2.2 La décision attaquée n'est certes pas très explicite quant aux motifs qui
ont conduit au rejet de la demande de suspension. Le Président a considéré que
le Juge d'instruction avait agi sur injonction du Tribunal pénal économique en
délivrant les mandats de perquisition et que le Président était seul compétent
pour statuer sur la levée des scellés. L'autorité intimée a ainsi retenu que
les procédures d'opposition et de levée des scellés étaient indépendantes l'une
de l'autre. Bien que succincte, une telle motivation est suffisamment
compréhensible pour satisfaire aux exigences minimales de l'art. 29 al. 2 Cst.
Les recourants tentent d'ailleurs en vain de remettre en cause l'appréciation
du Président sur ce point: la procédure pendante devant lui était limitée à la
levée des scellés, au regard du secret professionnel allégué. Le Président
pouvait dès lors, pour des motifs de célérité de la procédure, statuer
préalablement sur cette question, même si la question de la validité des
mandats de perquisition n'avait pas encore été définitivement tranchée.

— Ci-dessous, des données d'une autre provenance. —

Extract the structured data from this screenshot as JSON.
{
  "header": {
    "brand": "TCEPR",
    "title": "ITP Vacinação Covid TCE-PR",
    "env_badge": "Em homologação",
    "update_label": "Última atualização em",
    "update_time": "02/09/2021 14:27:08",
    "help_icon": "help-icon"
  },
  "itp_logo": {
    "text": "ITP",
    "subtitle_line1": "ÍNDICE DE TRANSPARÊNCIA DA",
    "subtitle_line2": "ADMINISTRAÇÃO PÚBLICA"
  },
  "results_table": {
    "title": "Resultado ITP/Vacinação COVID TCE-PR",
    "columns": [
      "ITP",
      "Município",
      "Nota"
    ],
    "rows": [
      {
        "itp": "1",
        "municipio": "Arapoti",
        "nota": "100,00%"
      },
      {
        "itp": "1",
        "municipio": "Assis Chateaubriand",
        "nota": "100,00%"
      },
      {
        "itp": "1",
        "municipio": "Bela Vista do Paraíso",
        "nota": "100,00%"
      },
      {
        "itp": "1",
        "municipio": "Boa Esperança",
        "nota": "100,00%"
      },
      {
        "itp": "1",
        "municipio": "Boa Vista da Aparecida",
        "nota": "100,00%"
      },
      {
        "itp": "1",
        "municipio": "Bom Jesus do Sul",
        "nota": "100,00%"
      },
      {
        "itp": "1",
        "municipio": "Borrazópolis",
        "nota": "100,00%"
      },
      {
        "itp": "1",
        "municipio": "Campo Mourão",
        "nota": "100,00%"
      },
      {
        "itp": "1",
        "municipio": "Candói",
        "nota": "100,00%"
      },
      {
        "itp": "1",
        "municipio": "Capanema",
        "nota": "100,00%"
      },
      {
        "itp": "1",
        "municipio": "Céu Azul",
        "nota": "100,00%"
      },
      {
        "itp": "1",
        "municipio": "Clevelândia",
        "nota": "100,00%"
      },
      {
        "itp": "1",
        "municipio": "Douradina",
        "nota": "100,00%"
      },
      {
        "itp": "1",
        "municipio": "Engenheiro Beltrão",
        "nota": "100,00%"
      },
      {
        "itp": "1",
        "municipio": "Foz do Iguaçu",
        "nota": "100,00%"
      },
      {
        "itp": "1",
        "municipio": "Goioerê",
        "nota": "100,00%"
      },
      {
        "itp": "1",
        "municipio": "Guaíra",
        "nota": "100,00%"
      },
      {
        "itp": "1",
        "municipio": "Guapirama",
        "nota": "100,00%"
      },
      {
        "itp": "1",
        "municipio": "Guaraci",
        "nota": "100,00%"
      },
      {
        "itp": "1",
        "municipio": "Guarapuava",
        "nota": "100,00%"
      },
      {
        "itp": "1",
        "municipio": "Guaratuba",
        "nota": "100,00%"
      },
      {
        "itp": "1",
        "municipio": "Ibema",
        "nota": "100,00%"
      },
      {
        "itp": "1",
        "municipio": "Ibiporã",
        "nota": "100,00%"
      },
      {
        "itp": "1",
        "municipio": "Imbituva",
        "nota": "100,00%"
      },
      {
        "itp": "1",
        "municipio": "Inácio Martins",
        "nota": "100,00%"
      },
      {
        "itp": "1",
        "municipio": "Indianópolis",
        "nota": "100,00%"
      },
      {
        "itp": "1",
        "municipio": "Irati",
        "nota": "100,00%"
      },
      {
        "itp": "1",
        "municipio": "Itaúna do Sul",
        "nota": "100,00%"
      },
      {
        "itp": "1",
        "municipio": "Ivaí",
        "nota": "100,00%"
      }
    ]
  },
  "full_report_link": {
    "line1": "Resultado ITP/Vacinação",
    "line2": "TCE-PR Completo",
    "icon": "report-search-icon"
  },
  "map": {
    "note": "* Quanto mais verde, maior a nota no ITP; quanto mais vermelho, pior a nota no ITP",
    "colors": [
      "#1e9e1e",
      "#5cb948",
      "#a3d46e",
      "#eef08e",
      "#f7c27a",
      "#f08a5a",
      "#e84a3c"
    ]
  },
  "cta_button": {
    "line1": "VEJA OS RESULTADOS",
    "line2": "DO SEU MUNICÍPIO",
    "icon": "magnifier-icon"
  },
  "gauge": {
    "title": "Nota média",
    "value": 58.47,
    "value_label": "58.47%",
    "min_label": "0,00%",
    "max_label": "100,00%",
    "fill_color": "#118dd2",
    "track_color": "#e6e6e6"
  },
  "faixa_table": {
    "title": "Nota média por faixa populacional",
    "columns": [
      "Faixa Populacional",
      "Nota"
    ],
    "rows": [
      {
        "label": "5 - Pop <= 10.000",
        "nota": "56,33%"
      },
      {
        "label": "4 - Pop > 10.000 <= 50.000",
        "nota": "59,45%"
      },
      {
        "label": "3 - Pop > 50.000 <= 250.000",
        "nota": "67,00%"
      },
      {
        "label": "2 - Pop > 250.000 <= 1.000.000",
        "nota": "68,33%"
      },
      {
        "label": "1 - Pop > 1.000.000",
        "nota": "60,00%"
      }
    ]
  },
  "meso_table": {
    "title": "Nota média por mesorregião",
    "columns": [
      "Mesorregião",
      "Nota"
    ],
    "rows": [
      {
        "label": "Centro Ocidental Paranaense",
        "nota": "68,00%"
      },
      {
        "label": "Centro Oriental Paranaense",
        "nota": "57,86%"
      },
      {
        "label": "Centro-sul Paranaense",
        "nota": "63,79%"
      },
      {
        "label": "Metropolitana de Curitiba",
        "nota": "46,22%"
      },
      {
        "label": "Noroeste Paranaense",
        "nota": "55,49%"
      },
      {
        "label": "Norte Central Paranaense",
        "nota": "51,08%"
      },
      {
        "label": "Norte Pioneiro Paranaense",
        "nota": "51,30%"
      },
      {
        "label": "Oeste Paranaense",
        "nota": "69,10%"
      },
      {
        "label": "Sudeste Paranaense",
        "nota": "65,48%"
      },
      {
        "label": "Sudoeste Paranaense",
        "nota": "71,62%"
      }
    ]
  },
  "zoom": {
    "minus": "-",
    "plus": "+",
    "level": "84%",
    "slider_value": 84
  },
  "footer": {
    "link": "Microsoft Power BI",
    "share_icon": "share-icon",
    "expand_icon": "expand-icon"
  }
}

2.3 La décision attaquée est également suffisamment motivée en ce qui concerne
l'application de l'art. 130 al. 6 CPP/FR. Les recourants prétendent que
l'autorité appelée à statuer sur la demande de levée des scellés devait
s'interroger sur l'utilité des documents saisis au regard des nécessités de
l'enquête. Selon l'art. 130 al. 6 CPP/FR, en cas de mise sous scellés, le
Président "statue définitivement sur l'admissibilité et l'étendue de la
mesure". L'examen et le tri éventuel prévus par cette disposition tendent
essentiellement à la protection du domaine privé et d'éventuels secrets
professionnels. L'autorité n'a donc pas, dans ce cadre, à s'interroger dans le
détail sur l'utilité des pièces saisies au regard de l'objet de l'instruction;
un tel examen appartient en premier lieu au magistrat instructeur. L'autorité
intimée a considéré que les pièces saisies allaient dans le sens du complément
d'instruction requis par le Tribunal pénal économique, et paraissaient
pertinentes dans le cadre d'une instruction ouverte pour faux dans les titres.
Cette appréciation générale, que les recourants sont à même de contester
efficacement, apparaît suffisante au regard du droit d'être entendu. Le grief
doit par conséquent être rejeté.

3.
Les recourants se plaignent, sur le fond, d'une violation de l'art. 130 al. 3
CPP/FR, en relation avec les art. 321 CP et 36 al. 3 Cst. Selon eux, le Juge
d'instruction n'aurait pas expliqué en quoi il serait nécessaire de séquestrer,
outre les rapports de révision, les comptes de perte et profit et les bilans
des 126 sociétés concernées; le Tribunal pénal économique n'aurait pas exigé la
production de ces pièces. L'arrêt attaqué n'expliquerait pas en quoi la
violation du secret professionnel serait admissible et proportionnée. Les
recourants reprochent aussi au Président de la Cour pénale d'avoir laissé au
Juge d'instruction le soin de trier les pièces saisies alors que c'est au
Président qu'incombe cette tâche.

3.1 Dans le cas d'un recours dirigé, comme en l'espèce, contre une mesure
provisionnelle, seule peut être invoquée la violation de droits fondamentaux
(art. 98 LTF; cf. ATF 126 I 97 consid. 1c p. 102). Lorsque de tels griefs sont
soulevés, l'art. 106 al. 2 LTF prévoit pour la motivation du recours des
exigences qualifiées (ATF 134 I 83 consid. 3.2 p. 88). Le recourant doit ainsi
indiquer, dans l'acte de recours lui-même, quel droit constitutionnel aurait
été violé et montrer, par une argumentation circonstanciée, en quoi consiste sa
violation (cf. ATF 134 III 186 consid. 5 p. 187; 133 II 249 consid. 1.4.2 p.
254; 130 I 26 consid. 2.1. p. 31, 258 consid. 1.3 p. 261s). Les critiques de
nature appellatoire sont irrecevables (cf. ATF 133 III 585 consid. 4. p. 589;
130 I 258 consid. 1.3 et les arrêts cités).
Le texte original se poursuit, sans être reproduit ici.